4.9.10

takeshi kitano ve ask uzerine

pazar-22 agustos-
paris.

parise geleli bir gun olmus ve her zaman ozlemini hissettigimi bu sehre bu sefer kotu bakislar atiyorum.
floransa'dan sonra buraya alismak mumkun degil.
her zaman ozlerim parisi.
gitmessem gidesim gelir.. ama bu sefer terk edesim geldi bu sehri.

pazar gunu fransa'da yapilacak sadece iki sey vardir,
sinemaya gitmek ya da serigye gitmek.. cunku her yer kapalidir.

ikisini birden yapmak ise pazar gununuzu muhtesem bir gune cevirir.

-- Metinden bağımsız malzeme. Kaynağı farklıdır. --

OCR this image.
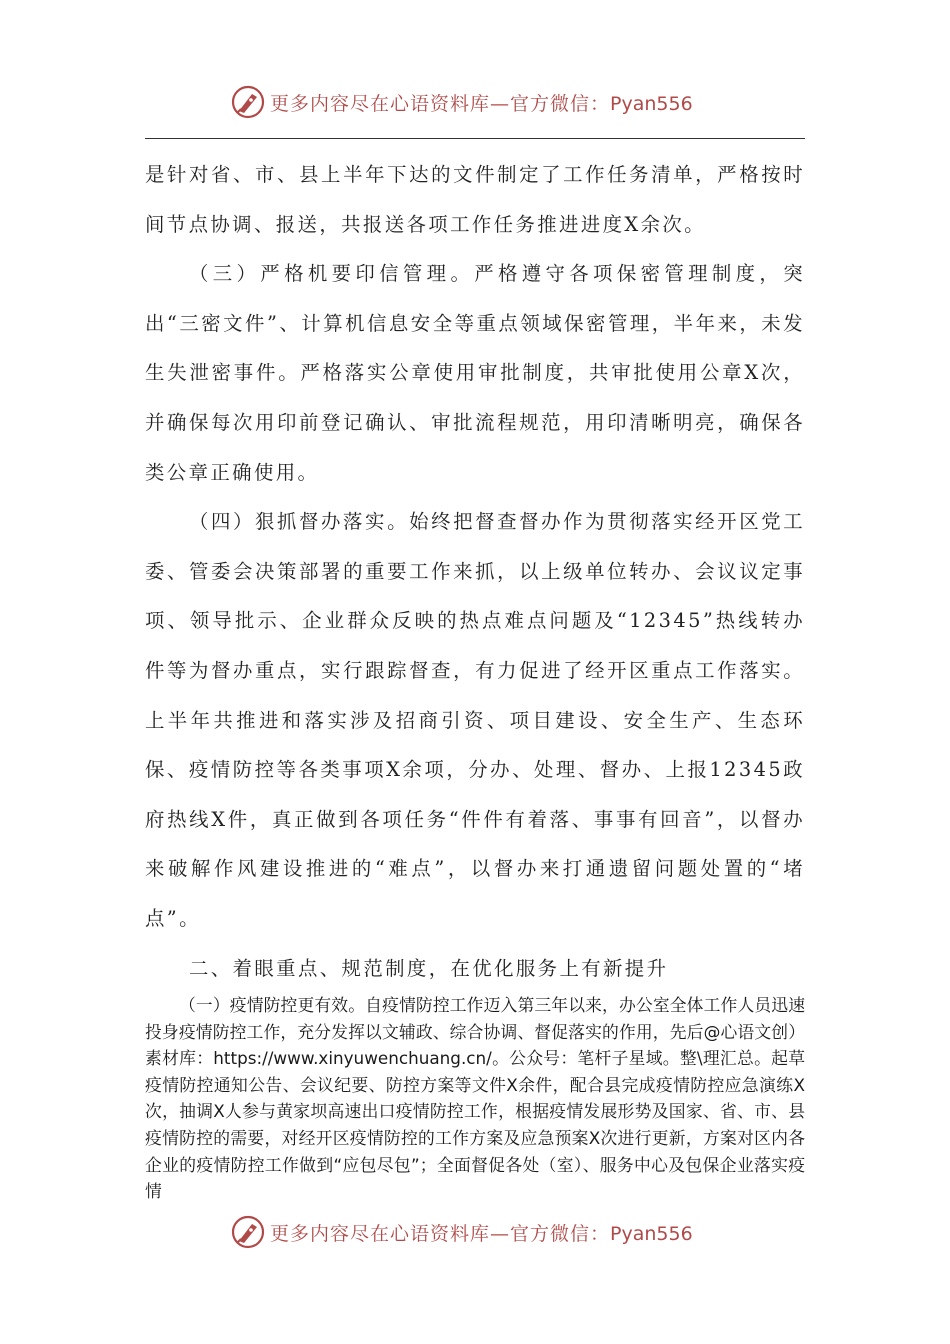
更多内容尽在心语资料库—官方微信：Pyan556

是针对省、市、县上半年下达的文件制定了工作任务清单，严格按时间节点协调、报送，共报送各项工作任务推进进度X余次。

（三）严格机要印信管理。严格遵守各项保密管理制度，突出“三密文件”、计算机信息安全等重点领域保密管理，半年来，未发生失泄密事件。严格落实公章使用审批制度，共审批使用公章X次，并确保每次用印前登记确认、审批流程规范，用印清晰明亮，确保各类公章正确使用。

（四）狠抓督办落实。始终把督查督办作为贯彻落实经开区党工委、管委会决策部署的重要工作来抓，以上级单位转办、会议议定事项、领导批示、企业群众反映的热点难点问题及“12345”热线转办件等为督办重点，实行跟踪督查，有力促进了经开区重点工作落实。上半年共推进和落实涉及招商引资、项目建设、安全生产、生态环保、疫情防控等各类事项X余项，分办、处理、督办、上报12345政府热线X件，真正做到各项任务“件件有着落、事事有回音”，以督办来破解作风建设推进的“难点”，以督办来打通遗留问题处置的“堵点”。

二、着眼重点、规范制度，在优化服务上有新提升

（一）疫情防控更有效。自疫情防控工作迈入第三年以来，办公室全体工作人员迅速投身疫情防控工作，充分发挥以文辅政、综合协调、督促落实的作用，先后@心语文创）素材库：https://www.xinyuwenchuang.cn/。公众号：笔杆子星域。整\理汇总。起草疫情防控通知公告、会议纪要、防控方案等文件X余件，配合县完成疫情防控应急演练X次，抽调X人参与黄家坝高速出口疫情防控工作，根据疫情发展形势及国家、省、市、县疫情防控的需要，对经开区疫情防控的工作方案及应急预案X次进行更新，方案对区内各企业的疫情防控工作做到“应包尽包”；全面督促各处（室）、服务中心及包保企业落实疫情

更多内容尽在心语资料库—官方微信：Pyan556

inception'i izledik. yazacak bir sey yok.
paris ambiyansina uymasa da..
guzel film.
fazla efektli.
fazla efektli olmasi bence ruya alemi ile uyusmuyor..
ama efektsiz de o ruya alemi nasil yaratilir degil mi ?

benim icin gunun kalan kismi daha onemliydi.

takeshi kitano sergisine gittik.
gitmeden once diyordum herhalde fellini sergisi gibi olacak, hayati filmlerden kareler, soylesiler vs.

sergi salonun onune bir geldik, bildigimiz takeshi kitano sergisi, yani takeshi kitanonun yaptigi islerin sergilendigi bir sergi.

takeshi kitano'nun sadece yonetmen olmadigini zaten biliyordum, hele ki son filmindeki butun tablolari onun yaptigini ogrenince.

bu sergi bir ruya serisiymis, ve kitano'nun bilincaltini yansitiyormus.
bu adamin bilincalti zaten korkutucu derecede dolu..
zaten sanatini neye nasil yonelticegini bilememis. sanat dallari yetmiyor adama.

nicun kitano ve ask uzerine?

bilmiyorum.
takeshi kitanodan bahsedince mutlu oluyorum.

sergiye girdigim andaki ciglimi duymaliydiniz.
dunya uzerindeki en sevimli sergi olduguna bahse girerim.

her yeni bir odaya girdigimde daha da cok mutlu oluyordum.

naifligini, cocuksu bakis acisini korumus oldugu icin hosuma gidiyor.